Yes, I admit: I am an EKG nerd. There’s nothing more “fun” to me than poring over a weird strip trying to figure out what exactly is going on with the particular patient. Maybe it’s just and exercise in academia, but i have found it to be useful. I just stick that little nugget of electrical conductance deep into my brain and ever so often it will pop out with an, “A-ha!” moment. What I love more though is putting the pieces together into the whole clinical picture.
So tonight I figured I would let y’all into my archive of nerdiness. Or at least show off the most recent additions.
1. Ride the Lighting.
No, not the Metallica song, (although I’m listening to it just to set the mood…), but an elective cardioversion. Just suppose a patient presents to the ED feeling, “weak.” According to the Cardiology resident, they’re in sinus tachycardia. But if you look closely, you can see the wonderful F-waves that are the hallmark of atrial flutter. The attending Cardiologist realizes this is new-onset, so a cardioversion can be done. Anticoagulation is prescribed as are beta-blockers. In the morning they do a TEE and see nothing to worry about. Then comes the fun. Nothing sounds as much fun as DC electricity coursing across your chest. So, here’s the first shock.

Starting out in atrial flutter (see those nice F-waves…) a shock of 150 joules is applied, reseting them to atrial fibrillation. That’s still no good, we’re looking for a fix. Hit ‘em again!

200 joules later and a beautiful sinus rhythm is restored. Ain’t modern medicine (and a little electricity) great?
2. Why Door-to-Balloon time is actually important.
Suppose you were out ambling along in your back 40 when you start to feel this vague feeling of pressure come creeping over your chest. It soon transforms into badass substernal chest pain. Full-blown, elephant on the chest, clutching your left pec chest pain. Now think and remember that your father, bless his soul, died of a massive heart attack when he was 50. You’re over 50. Don’t panic, head for home. Get home, tell the wife and head down the road to the fire department. They see it and go, “OK, let’s head to town.” Along the way they tell you they are going to take you to Hospital V. Before they get there they hook you up to a 12-lead EKG. After reading it, the paramedic tells his partner, “Head to whatever’s closest and don’t spare the lights and sirens.” You arrive at the ED, they fuss all over you, drawing blood, hooking you up to a cardiac monitor, starting IVs, the full-monty. They shoot another 12-lead and get this:

You also over hear them talking about how your troponin is only 0.05, but nonetheless you’re whisked off into the cath lab to inflate a balloon in our heart, therefore reperfusing your heart and saving your life.
Now of course, this is hypothetical. It would also be hypothetical to say that post-intervention, your troponin level was 180.6. Yes, 180.6. That is high. In fact, I’ve never seen it that high. Looking at the EKG, besides the computer diagnostic screaming ‘ACUTE MI’ at you, what do you see?
I’ll wait.
OK. See those T waves in V1-V4, they look kind of funny right?

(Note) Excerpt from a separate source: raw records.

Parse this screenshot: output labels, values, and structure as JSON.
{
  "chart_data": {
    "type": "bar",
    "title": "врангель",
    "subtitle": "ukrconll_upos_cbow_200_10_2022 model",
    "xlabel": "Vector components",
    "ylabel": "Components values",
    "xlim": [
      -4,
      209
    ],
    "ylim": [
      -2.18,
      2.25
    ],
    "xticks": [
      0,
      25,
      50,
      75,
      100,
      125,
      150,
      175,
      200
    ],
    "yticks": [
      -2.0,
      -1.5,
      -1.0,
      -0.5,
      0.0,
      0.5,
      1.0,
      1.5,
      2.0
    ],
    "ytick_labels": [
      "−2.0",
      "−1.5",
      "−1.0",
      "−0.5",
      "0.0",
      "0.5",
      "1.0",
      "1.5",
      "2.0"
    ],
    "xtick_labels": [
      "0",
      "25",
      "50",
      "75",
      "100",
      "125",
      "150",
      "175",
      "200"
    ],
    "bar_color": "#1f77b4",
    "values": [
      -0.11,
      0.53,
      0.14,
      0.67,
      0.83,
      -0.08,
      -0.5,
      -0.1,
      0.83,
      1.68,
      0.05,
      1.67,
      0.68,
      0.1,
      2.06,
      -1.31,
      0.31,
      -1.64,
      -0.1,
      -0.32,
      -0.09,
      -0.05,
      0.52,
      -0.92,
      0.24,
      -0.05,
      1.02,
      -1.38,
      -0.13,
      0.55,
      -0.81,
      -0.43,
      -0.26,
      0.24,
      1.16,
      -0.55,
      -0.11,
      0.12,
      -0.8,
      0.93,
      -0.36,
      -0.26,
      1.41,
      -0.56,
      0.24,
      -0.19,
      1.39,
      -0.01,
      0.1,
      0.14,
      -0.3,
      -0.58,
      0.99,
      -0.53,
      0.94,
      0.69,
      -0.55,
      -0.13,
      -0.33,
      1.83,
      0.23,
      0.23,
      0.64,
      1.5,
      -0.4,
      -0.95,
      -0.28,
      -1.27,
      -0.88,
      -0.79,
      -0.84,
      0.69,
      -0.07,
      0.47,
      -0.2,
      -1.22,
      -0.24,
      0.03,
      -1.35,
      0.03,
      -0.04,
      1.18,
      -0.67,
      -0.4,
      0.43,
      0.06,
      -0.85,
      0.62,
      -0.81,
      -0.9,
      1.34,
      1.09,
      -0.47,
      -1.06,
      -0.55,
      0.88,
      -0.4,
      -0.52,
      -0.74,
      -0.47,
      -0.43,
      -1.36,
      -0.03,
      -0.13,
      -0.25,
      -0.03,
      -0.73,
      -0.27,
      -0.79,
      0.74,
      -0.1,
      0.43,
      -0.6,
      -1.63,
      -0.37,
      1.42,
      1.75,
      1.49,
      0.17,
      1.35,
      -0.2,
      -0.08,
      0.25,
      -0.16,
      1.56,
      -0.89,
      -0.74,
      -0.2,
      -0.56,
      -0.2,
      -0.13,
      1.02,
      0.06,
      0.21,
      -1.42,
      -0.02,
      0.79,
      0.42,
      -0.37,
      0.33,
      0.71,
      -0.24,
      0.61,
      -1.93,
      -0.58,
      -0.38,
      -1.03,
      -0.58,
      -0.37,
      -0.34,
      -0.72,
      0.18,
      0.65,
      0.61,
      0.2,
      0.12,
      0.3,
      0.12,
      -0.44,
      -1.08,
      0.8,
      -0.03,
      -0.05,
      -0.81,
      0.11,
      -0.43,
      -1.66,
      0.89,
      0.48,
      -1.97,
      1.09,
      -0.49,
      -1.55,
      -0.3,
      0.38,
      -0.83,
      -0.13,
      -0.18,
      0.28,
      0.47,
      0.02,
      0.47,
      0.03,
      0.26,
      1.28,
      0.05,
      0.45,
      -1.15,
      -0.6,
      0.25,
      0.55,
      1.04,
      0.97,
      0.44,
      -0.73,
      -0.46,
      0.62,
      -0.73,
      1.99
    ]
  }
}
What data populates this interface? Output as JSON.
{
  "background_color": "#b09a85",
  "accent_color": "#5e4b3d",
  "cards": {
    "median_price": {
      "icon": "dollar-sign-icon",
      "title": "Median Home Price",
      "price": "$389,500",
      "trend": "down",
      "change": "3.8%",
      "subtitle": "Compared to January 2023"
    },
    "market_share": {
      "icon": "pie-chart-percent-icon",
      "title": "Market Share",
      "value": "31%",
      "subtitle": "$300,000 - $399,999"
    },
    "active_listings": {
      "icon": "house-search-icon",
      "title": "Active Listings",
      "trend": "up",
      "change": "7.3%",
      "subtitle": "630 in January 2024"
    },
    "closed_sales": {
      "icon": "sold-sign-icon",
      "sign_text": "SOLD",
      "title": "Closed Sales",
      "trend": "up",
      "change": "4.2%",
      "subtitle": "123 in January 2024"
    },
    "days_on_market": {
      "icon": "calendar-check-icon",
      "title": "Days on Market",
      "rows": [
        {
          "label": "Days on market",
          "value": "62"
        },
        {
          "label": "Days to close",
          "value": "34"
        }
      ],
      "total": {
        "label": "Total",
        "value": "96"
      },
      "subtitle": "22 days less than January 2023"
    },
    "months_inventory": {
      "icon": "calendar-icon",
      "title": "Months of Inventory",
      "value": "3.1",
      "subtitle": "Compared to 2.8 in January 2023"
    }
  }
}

Really wide and peaked. Not narrow and peaked like hyperkalemia, but wide and peaked. Look closer, see the J-point? Right, it’s kind of off the baseline isn’t it? Hmmm…what do we have?
Any guesses?
Right then. You’re looking at an antero-septal MI in the hyperacute phase. By looking at the J-point, you can see that ST segment elevations are beginning to start, but no other signs. Rarely do we get to see this, so seeing one is a great learning opportunity. I admit, I had to look it up to see exactly what was going on. The hypothetical patient had a 90-95% occlusion of his proximal LAD and got stented for it. The really cool thing was the timing. Joint Commission goals are a door-to-balloon time of under 90 minutes. This particular hypothetical patient had a pain onset-to-balloon time of just under 2 hours. 45 minutes to the ED and about 65 minutes to the cath lab. But check out those troponin levels, pretty spectacular. Sometimes knowing when to come in and not wait makes all the difference in the world. Oh, the hypothetical patient? Hypothetically, they had no loss of LVEF or other signs of myocardial damage.